Unconscious bias is a brain on auto-pilot. Our big brains like to make decisions easier and faster, and Daniel Kahneman (Nobel prize winner) wrote an entertaining book on it called Thinking, Fast and Slow. Guess which thinking approach we want to use when giving feedback? As hard as it is to slow anything down in our digitally-warp-speed world, this is where taking it slow to mitigate unconscious bias is an investment, not a cost. So, let’s talk about some ways to work on keeping those pesky biases out of feedback.

  • 5:1 Ratio
    The frequency of positive to negative feedback matters. Employees want to be seen for all their contributions, so use the research-backed 5:1 ratio. 
  • Emotions vs Data
    Good for sports. Bad for feedback. Focus on the work, not your feelings about the person. If someone missed a deadline, talk about the importance of deadlines. Try to keep frustration out of it (read: don’t call it out as something about their character).
  • Empathy
    Listen. Give the person a chance to respond and take time to see it from their perspective. Think of it as a problem you can solve together. You’re on the same team.
  • Expectations
    When you assign something, be crystal clear on what result you want. Muddy guidelines create muddy end products.

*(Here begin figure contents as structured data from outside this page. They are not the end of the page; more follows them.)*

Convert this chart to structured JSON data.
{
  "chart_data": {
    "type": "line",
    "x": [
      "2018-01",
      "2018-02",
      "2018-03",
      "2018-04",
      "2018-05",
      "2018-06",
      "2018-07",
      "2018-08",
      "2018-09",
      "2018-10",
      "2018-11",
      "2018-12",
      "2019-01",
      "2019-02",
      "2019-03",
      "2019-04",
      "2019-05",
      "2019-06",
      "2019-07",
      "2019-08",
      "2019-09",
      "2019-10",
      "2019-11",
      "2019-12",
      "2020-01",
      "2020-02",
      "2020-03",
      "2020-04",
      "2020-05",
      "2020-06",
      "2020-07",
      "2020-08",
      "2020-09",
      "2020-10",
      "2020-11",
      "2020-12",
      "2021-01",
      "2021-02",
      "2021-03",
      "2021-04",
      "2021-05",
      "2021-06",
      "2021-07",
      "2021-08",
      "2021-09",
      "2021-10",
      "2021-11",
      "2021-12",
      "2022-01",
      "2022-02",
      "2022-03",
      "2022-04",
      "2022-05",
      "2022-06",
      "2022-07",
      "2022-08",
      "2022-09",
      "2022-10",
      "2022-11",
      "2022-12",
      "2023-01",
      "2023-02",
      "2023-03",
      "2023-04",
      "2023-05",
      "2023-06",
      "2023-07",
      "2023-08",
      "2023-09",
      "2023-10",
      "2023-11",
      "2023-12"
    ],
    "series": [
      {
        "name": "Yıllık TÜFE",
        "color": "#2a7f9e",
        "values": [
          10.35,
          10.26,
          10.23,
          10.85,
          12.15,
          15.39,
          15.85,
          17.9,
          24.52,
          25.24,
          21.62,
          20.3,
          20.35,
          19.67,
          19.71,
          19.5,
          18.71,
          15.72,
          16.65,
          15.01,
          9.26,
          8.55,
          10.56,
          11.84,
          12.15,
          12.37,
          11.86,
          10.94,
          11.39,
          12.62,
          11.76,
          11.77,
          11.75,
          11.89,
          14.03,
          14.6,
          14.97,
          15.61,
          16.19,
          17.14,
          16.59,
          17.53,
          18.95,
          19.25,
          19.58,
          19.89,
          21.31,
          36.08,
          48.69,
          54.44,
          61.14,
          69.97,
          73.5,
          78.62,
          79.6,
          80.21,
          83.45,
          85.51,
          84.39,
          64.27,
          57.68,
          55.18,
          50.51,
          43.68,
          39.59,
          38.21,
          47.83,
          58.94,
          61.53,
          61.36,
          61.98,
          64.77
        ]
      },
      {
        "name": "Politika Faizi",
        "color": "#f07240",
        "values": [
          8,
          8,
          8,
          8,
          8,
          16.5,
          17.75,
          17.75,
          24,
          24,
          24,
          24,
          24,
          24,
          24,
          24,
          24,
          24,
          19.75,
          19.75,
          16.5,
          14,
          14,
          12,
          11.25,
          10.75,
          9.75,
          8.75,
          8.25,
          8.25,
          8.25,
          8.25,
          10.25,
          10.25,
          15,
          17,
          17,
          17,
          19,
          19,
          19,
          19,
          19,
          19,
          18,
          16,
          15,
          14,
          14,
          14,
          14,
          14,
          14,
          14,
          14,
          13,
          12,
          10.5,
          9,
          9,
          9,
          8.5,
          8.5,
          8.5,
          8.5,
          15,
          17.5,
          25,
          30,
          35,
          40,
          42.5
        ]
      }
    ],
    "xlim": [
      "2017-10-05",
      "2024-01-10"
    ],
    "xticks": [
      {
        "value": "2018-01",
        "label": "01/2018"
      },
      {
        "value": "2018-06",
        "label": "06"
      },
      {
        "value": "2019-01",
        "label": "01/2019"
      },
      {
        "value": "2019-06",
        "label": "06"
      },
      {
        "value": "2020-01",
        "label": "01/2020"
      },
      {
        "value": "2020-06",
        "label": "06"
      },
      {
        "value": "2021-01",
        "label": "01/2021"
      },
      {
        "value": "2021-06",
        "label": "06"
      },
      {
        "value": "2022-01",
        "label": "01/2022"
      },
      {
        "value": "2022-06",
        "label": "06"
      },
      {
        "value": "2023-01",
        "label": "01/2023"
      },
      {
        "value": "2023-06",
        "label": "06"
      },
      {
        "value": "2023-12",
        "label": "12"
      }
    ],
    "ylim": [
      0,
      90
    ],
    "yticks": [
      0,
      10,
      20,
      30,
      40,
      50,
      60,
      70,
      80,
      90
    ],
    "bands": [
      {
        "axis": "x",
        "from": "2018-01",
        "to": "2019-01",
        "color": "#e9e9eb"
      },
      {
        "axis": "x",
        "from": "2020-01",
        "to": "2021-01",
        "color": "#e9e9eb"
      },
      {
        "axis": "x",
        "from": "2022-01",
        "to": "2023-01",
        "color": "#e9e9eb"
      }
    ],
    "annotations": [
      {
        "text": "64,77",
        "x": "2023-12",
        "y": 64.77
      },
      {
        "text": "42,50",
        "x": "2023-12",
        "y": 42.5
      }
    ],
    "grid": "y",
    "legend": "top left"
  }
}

  • Action-oriented, with a positive orientation (neuroscience!)
    What do you want them to do? Instead of “stop showing up late” say something like “please be at the meeting by 9:00”.
  • Consistency
    Clear evaluation criteria created ahead of time and communicated with your team saves time and energy and provides a sense (and more likely achievement) of fairness.
  • Evaluate
    Really reflect about your feedback before you give it given your awareness now of how unconscious bias works. Be bold with yourself and ask, would I judge this work/person in the same way if they were a different identity? 
  • Tools
    Invest in performance evaluation tools that prime for inclusion and disrupt bias the moment it might occur. (hint: we can help here if you need…)
  • Specifics – in both positive and “developmental” areas
    Avoid generalizations and labels such as “high potential,” “superstar,” “cold,” or “abrasive.” Instead, focus on observable examples such as “Last quarter she led a successful initiative that increased inbound leads by 25%.”